Reputation: 3088
I need to extract the quantity and unit from strings like this
1 tbsp
1tbsp
300ml
300 ml
10grams
10 g
The quantities will always be numbers, then there may or may not be a space then the unit. They may be 15 - 20 different units which can come from a list that we define (perhaps an array)

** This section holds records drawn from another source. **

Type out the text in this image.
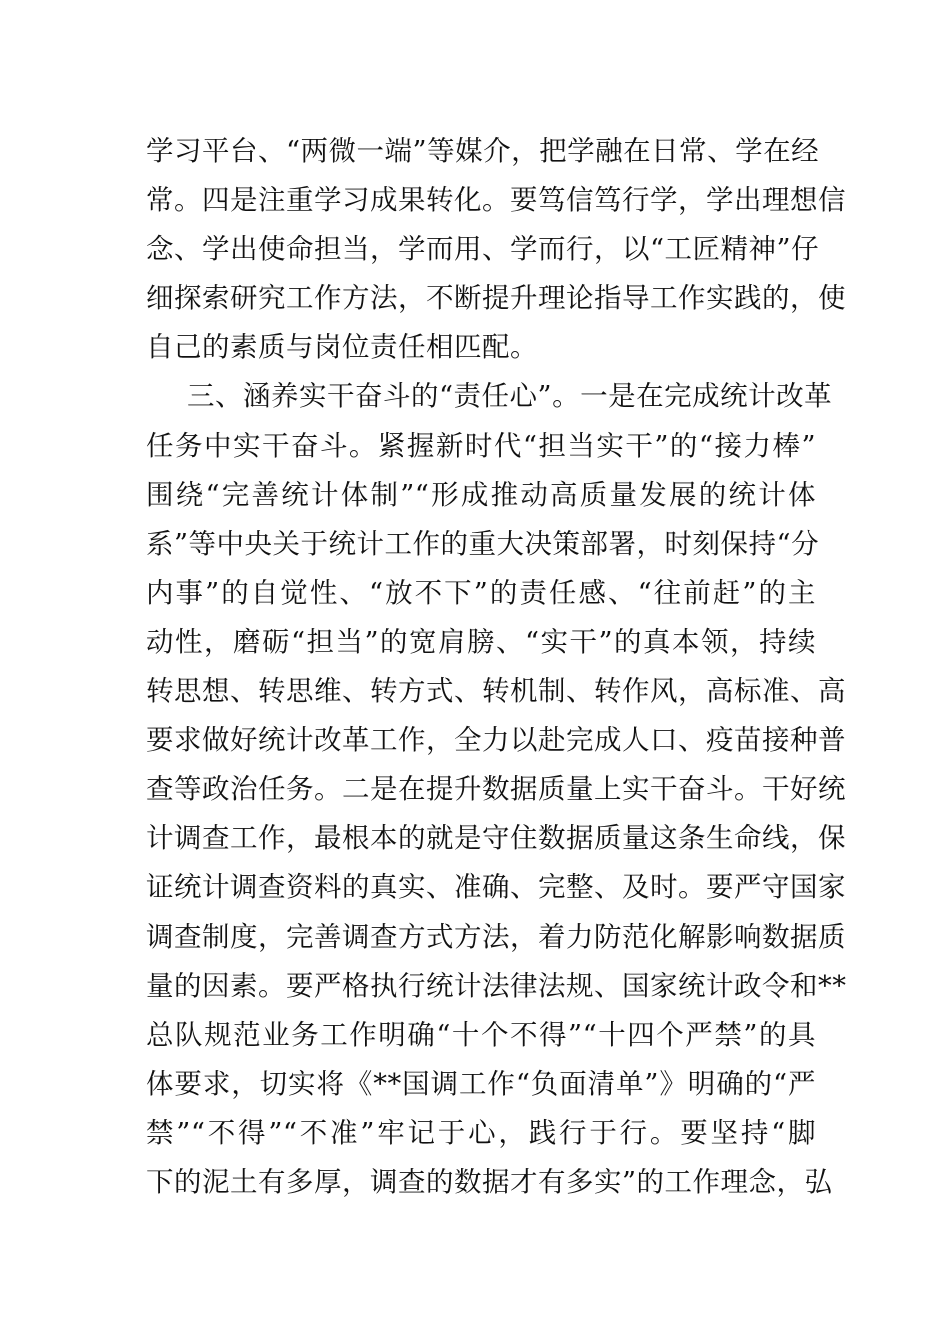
学习平台、“两微一端”等媒介，把学融在日常、学在经
常。四是注重学习成果转化。要笃信笃行学，学出理想信
念、学出使命担当，学而用、学而行，以“工匠精神”仔
细探索研究工作方法，不断提升理论指导工作实践的，使
自己的素质与岗位责任相匹配。
三、涵养实干奋斗的“责任心”。一是在完成统计改革
任务中实干奋斗。紧握新时代“担当实干”的“接力棒”
围绕“完善统计体制”“形成推动高质量发展的统计体
系”等中央关于统计工作的重大决策部署，时刻保持“分
内事”的自觉性、“放不下”的责任感、“往前赶”的主
动性，磨砺“担当”的宽肩膀、“实干”的真本领，持续
转思想、转思维、转方式、转机制、转作风，高标准、高
要求做好统计改革工作，全力以赴完成人口、疫苗接种普
查等政治任务。二是在提升数据质量上实干奋斗。干好统
计调查工作，最根本的就是守住数据质量这条生命线，保
证统计调查资料的真实、准确、完整、及时。要严守国家
调查制度，完善调查方式方法，着力防范化解影响数据质
量的因素。要严格执行统计法律法规、国家统计政令和**
总队规范业务工作明确“十个不得”“十四个严禁”的具
体要求，切实将《**国调工作“负面清单”》明确的“严
禁”“不得”“不准”牢记于心，践行于行。要坚持“脚
下的泥土有多厚，调查的数据才有多实”的工作理念，弘
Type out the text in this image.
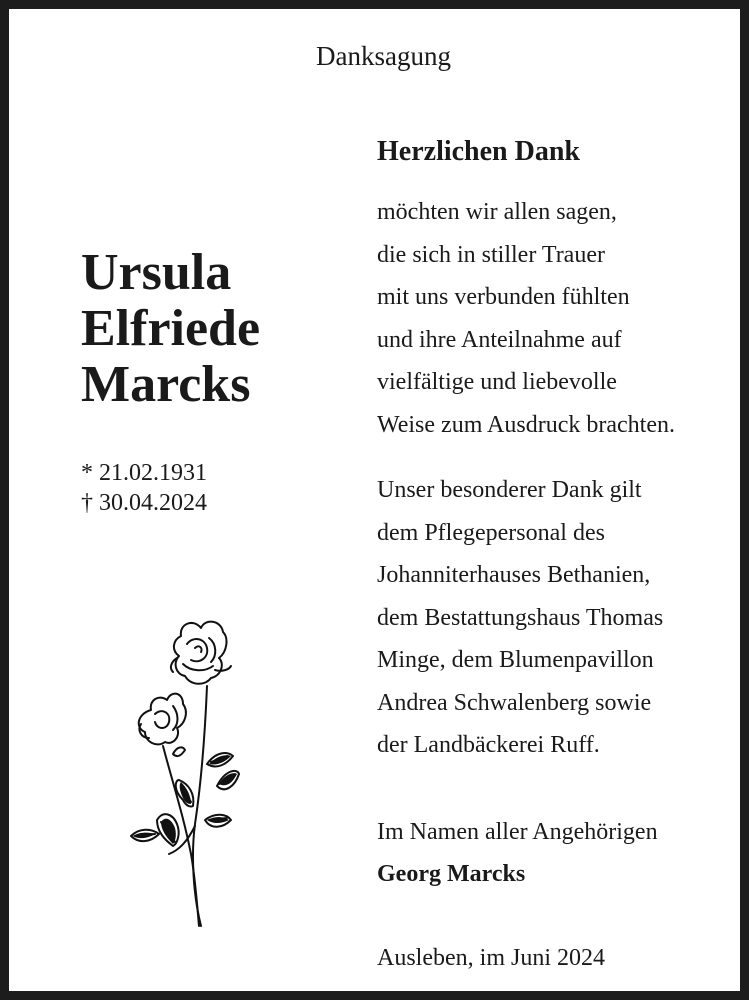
Danksagung
Ursula
Elfriede
Marcks
* 21.02.1931
† 30.04.2024
Herzlichen Dank
möchten wir allen sagen,
die sich in stiller Trauer
mit uns verbunden fühlten
und ihre Anteilnahme auf
vielfältige und liebevolle
Weise zum Ausdruck brachten.
Unser besonderer Dank gilt
dem Pflegepersonal des
Johanniterhauses Bethanien,
dem Bestattungshaus Thomas
Minge, dem Blumenpavillon
Andrea Schwalenberg sowie
der Landbäckerei Ruff.
Im Namen aller Angehörigen
Georg Marcks
Ausleben, im Juni 2024
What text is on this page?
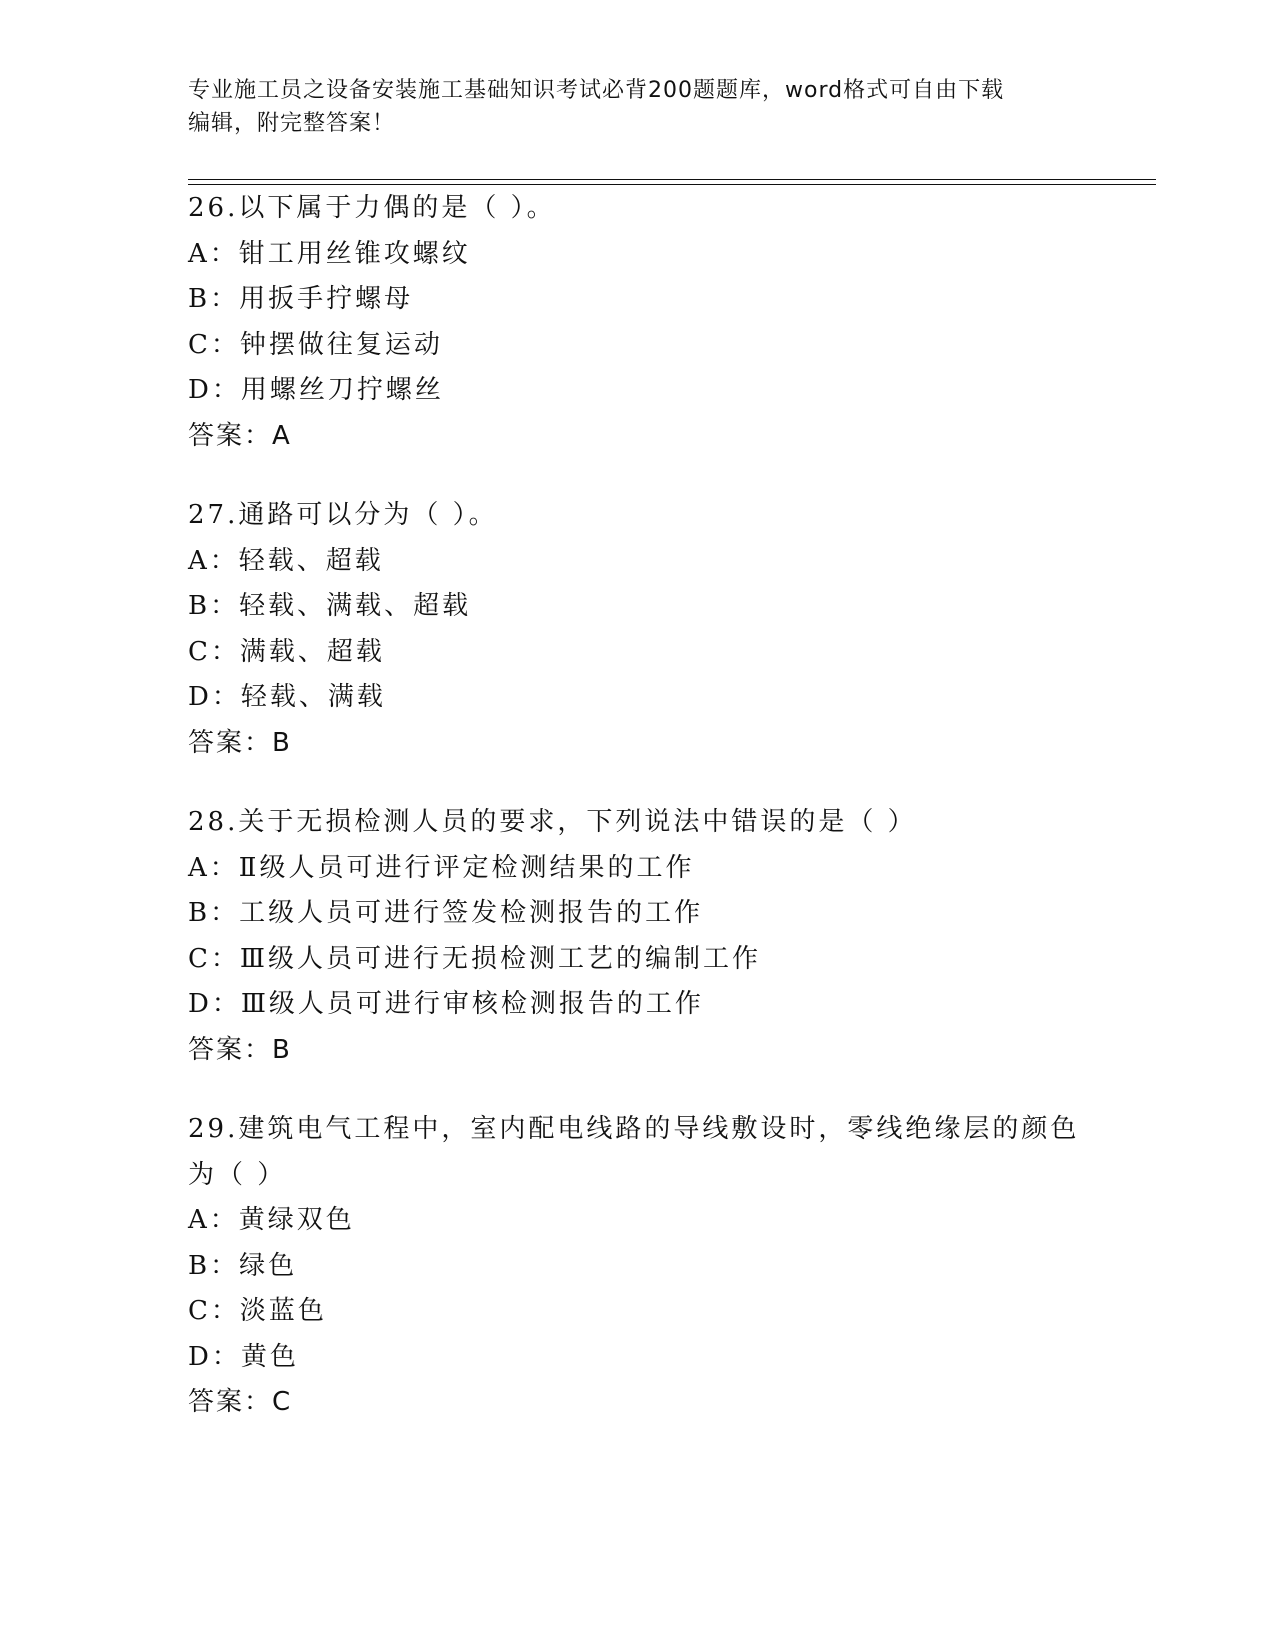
专业施工员之设备安装施工基础知识考试必背200题题库，word格式可自由下载

编辑，附完整答案！

26.以下属于力偶的是（ ）。
A：钳工用丝锥攻螺纹
B：用扳手拧螺母
C：钟摆做往复运动
D：用螺丝刀拧螺丝
答案：A
27.通路可以分为（ ）。
A：轻载、超载
B：轻载、满载、超载
C：满载、超载
D：轻载、满载
答案：B
28.关于无损检测人员的要求，下列说法中错误的是（ ）
A：Ⅱ级人员可进行评定检测结果的工作
B：工级人员可进行签发检测报告的工作
C：Ⅲ级人员可进行无损检测工艺的编制工作
D：Ⅲ级人员可进行审核检测报告的工作
答案：B
29.建筑电气工程中，室内配电线路的导线敷设时，零线绝缘层的颜色
为（ ）
A：黄绿双色
B：绿色
C：淡蓝色
D：黄色
答案：C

The solution can be in either javascript or PHP as I need to split them before storing them in a database. ie they need to be stored separately.
Thanks
EDIT: Sorry to be clear. Each new line represents a new string. That is the string would only contain 10g OR 300ml - so we just need to split one unit and one quantity at a time.
Upvotes: 1
Views: 4847
Reputation: 94153
Okay, what you can do is create an array of allowed units, and then use array_map
to apply preg_quote
on each unit in the array (so that if there are any characters in the unit that are special characters in a regular expression they will be escaped), and then construct a regular expression:
$units = array("tbsp", "ml", "g", "grams"); // add whatever other units are allowed
$pattern = '/^(\d+)\s*(' . join("|", array_map("preg_quote", $units)) . ')$/';
The $pattern
will thus become something like /^(\d+)\s*(tbsp|ml|g|grams)$/
, and then you can use it to detect things that look like units in your string:
$matches = array();
// assuming you have an array of measurement strings...
foreach ($measurement_strings as $measurement)
{
preg_match($pattern, $measurement, $matches);
list(, $quantity, $unit) = $matches;
// ...
}
Because the pattern defines two capturing groups, for the quantity and unit respectively, you can then extract those out of the match and do what you want with them.
(I've updated my answer, based on the question update that each line is a separate string).
Upvotes: 4
Reputation: 28132
Regex:
/(\d+)\s*(\D+)/
Code:
preg_match_all('/(\d+)\s*(\D+)/', $ingredients, $m);
$quantities = $m[1];
$units = array_map('trim', $m[2]);
$quantities
and $units
are:
Array
(
[0] => 1
[1] => 1
[2] => 300
[3] => 300
[4] => 10
[5] => 10
)
Array
(
[0] => tbsp
[1] => tbsp
[2] => ml
[3] => ml
[4] => grams
[5] => g
)
If you use this you don't have to have a list of units ready. But this assumes your units will have no numeric characters on them, and your quantities are numbers only.
Upvotes: 4
Reputation: 17064
Mabye something simple is enough, just like that:
^([0-9]+)\s*([a-zA-Z]+)\s*$
Upvotes: 2